HOPEFULLY the Danes are not reading the Tambling Report.
Some background:
§ Vestas (the Danish turbine manufacturer) has a preminent position in Tasmania and is strong in SA. Enacon (USA) is strong in WA, and NEG Micron (also Denmark) is strong in Victoria, NSW and Queensland) There are 5-6 other manufacturers, including GE, all chasing market share.
§ The turbine industry is very competitive, and IP and scale economies are critical.
§ Vestas had established an assembly plant at Wynyard, near Burnie (NW Tasmania) and has undertaken feasibility studies to establish a blade manufacturing plant there. This would deliver real value adding, but substantial throughput is required.
Meanwhile, NEG Micron, its direct competitor, has been considering its own blade plant in Portland, Victoria. Voila! Press release from Ringkoebing, Denmark (December 15, 2003):
‘Two of the largest wind turbine manufacturers plan on combining their operations into one powerhouse Danish wind energy company, gobbling up 35 percent of the worldwide market, employing 8,500 people and boasting anticipated 2004 sales of EUR2.7 billion (US$3.31 billion)…citing size, technological know-how and development as well as financial strength as the major prerequisites for growth and long-term survival in today’s highly competitive international wind market, Denmark-based Vestas and NEG Micon will become one wind power entity offering a variety of multi-MW wind turbines for the world market.
What’s this all mean?
1. The Danish conglomerate may now have sufficient throughput to justify a blade plant in Australia.

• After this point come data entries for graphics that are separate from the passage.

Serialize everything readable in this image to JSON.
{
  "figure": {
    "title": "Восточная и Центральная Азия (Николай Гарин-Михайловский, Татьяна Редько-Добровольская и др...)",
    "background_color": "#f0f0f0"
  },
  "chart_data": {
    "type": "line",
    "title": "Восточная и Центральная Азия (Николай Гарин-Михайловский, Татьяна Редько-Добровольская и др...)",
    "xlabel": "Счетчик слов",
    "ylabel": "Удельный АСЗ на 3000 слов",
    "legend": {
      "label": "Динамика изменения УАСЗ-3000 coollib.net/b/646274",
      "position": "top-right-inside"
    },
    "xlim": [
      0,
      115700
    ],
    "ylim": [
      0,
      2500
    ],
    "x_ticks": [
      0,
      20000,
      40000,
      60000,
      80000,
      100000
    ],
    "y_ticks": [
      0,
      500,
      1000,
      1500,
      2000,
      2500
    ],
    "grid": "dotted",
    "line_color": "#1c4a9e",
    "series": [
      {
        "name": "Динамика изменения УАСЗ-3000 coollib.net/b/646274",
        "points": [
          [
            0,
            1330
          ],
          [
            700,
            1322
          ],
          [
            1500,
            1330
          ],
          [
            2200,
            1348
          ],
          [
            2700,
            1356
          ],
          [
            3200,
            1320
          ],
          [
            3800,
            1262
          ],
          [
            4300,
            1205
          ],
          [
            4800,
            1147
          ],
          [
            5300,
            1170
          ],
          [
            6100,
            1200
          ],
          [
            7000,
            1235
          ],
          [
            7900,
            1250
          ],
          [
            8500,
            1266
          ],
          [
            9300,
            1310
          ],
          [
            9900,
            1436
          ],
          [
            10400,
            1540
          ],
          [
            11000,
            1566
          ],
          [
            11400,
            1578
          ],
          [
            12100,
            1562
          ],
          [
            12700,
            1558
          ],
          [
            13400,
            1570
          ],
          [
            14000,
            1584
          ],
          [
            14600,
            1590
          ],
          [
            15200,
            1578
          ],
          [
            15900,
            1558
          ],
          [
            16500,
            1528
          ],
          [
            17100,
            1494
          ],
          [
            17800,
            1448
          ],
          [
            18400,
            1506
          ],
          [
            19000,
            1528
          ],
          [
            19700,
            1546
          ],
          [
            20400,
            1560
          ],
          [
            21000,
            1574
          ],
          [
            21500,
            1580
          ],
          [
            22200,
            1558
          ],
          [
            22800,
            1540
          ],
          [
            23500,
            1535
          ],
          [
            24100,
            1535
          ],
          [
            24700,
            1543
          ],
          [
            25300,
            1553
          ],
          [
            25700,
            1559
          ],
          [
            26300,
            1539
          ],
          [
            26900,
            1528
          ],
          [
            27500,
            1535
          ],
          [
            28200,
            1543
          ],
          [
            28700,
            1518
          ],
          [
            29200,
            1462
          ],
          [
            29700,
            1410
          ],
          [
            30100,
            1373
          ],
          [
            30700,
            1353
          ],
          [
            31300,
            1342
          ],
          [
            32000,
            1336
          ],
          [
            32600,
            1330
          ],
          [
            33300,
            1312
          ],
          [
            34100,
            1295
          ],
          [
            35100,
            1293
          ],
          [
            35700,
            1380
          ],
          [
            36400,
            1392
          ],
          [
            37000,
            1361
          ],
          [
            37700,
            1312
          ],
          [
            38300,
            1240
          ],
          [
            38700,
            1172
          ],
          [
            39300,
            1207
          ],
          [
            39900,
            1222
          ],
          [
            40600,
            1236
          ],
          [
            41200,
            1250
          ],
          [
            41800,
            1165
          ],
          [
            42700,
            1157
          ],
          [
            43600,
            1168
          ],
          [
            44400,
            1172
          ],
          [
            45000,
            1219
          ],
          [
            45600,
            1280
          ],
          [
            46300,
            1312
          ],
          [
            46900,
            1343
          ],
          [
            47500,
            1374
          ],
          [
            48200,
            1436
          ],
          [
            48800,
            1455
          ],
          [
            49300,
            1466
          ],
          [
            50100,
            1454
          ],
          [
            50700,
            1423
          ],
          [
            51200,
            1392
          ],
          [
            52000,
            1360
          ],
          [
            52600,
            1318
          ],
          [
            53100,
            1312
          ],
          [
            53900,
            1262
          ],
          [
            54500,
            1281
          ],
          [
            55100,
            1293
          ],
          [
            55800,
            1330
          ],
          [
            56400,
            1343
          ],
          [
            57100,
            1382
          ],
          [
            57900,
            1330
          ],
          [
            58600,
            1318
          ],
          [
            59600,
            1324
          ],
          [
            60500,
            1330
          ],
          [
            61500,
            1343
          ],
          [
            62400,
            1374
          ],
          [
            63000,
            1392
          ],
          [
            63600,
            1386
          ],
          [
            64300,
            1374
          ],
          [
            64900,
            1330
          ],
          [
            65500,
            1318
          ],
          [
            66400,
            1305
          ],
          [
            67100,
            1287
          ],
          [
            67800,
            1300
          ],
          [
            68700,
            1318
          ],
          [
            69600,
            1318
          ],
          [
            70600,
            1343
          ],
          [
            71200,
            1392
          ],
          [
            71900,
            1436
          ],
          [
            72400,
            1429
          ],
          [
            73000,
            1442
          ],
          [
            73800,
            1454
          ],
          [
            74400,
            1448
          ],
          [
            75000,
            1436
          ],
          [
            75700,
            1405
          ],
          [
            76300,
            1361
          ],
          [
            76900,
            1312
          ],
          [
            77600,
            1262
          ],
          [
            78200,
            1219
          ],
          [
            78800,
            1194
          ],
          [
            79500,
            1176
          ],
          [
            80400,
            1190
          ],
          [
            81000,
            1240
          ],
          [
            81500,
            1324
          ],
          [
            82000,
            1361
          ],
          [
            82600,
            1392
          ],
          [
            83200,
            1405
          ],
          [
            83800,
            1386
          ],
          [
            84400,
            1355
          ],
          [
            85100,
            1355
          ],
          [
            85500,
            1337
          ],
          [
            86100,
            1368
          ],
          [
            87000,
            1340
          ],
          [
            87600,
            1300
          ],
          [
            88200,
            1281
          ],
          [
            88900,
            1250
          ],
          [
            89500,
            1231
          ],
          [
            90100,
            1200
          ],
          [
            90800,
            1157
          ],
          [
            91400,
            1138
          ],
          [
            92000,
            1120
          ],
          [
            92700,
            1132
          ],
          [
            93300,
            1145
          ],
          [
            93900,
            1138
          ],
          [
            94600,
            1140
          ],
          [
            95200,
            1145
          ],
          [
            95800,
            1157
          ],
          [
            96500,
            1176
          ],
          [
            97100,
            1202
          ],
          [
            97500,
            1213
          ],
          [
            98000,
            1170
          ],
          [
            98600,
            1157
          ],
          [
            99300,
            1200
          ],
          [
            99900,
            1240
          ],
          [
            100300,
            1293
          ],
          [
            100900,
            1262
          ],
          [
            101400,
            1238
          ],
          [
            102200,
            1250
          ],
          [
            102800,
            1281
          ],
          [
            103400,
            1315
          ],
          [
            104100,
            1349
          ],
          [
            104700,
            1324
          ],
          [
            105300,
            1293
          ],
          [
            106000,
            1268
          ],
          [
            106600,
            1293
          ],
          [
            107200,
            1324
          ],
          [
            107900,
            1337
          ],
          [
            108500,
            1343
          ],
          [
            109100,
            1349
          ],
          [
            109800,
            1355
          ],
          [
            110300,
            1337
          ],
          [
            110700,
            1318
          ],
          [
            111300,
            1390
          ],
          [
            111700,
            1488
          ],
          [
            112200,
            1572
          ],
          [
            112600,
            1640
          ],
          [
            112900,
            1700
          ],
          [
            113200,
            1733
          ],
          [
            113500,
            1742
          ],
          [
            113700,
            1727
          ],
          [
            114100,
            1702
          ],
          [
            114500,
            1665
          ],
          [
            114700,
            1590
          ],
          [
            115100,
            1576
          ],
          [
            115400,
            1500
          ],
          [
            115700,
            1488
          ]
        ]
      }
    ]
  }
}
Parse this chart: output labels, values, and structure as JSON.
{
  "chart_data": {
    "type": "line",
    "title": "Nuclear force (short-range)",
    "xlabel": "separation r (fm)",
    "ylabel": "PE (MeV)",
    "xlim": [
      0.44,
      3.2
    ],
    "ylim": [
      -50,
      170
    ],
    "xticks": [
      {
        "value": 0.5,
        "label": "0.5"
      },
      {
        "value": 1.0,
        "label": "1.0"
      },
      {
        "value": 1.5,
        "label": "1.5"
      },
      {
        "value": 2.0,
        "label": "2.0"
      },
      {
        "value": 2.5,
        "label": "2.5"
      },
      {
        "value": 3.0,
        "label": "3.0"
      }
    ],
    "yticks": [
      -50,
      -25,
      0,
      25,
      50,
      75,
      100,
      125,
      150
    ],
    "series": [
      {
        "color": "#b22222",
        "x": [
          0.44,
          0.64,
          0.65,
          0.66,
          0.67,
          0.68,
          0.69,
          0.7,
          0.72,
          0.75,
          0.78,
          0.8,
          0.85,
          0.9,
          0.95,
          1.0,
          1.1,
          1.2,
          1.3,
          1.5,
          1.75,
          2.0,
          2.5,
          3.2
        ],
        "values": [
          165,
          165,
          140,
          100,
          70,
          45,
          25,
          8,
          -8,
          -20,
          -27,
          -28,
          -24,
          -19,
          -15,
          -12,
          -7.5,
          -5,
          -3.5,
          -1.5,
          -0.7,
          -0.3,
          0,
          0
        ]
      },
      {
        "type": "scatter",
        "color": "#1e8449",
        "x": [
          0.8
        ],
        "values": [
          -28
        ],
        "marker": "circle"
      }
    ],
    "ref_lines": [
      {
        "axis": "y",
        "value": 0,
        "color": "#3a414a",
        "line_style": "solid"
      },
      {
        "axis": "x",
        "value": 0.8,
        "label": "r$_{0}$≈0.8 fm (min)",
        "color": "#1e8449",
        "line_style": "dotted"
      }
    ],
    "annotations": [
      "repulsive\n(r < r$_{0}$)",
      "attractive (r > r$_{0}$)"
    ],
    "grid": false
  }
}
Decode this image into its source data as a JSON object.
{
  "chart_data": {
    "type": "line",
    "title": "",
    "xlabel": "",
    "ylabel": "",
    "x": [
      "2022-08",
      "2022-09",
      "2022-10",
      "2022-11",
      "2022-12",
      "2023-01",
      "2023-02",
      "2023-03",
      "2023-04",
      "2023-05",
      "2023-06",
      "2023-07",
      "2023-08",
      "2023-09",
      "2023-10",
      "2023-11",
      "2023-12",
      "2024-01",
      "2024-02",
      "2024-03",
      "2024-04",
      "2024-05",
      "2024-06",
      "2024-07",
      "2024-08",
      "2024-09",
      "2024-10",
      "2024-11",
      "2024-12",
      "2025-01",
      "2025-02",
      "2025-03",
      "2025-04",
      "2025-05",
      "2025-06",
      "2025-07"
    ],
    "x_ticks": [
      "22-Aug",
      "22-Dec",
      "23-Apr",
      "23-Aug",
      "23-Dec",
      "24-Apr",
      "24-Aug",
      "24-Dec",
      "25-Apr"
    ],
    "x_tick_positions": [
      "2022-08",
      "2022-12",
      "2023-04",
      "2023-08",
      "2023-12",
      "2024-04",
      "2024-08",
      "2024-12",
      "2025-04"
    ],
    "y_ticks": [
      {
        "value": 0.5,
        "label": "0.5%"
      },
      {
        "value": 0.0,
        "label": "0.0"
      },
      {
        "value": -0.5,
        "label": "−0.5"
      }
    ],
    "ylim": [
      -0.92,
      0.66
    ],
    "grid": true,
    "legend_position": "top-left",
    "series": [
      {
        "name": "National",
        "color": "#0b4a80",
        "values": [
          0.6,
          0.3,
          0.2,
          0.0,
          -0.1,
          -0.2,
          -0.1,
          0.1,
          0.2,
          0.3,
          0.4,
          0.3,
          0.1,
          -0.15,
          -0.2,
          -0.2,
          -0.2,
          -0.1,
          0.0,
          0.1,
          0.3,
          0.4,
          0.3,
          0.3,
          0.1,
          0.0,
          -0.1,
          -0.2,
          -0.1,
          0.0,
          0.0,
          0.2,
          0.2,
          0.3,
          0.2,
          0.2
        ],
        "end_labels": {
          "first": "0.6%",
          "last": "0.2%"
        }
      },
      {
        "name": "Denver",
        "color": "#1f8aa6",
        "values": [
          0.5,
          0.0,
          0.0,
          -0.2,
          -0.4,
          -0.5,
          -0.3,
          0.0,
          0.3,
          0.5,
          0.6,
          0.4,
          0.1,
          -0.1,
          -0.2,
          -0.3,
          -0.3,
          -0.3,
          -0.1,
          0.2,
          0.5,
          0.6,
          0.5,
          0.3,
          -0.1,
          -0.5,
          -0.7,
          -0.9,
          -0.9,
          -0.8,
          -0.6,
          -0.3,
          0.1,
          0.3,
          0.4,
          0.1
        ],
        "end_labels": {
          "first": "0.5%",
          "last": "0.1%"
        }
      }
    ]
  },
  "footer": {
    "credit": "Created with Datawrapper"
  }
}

2. It is now an in-house decision as to whether it is Wynyard or Portland (it could be both, or both could miss out!).
3. Serious manufacturing capacity might create the required bridge to local research effort.
4. It may trigger further joint ventures across the Asia-Pacific region. We believe the real potential in wind energy is in areas where it’s non-economic to connect to the main electricity grid, and hence the main scope is in remote communities, islands etc.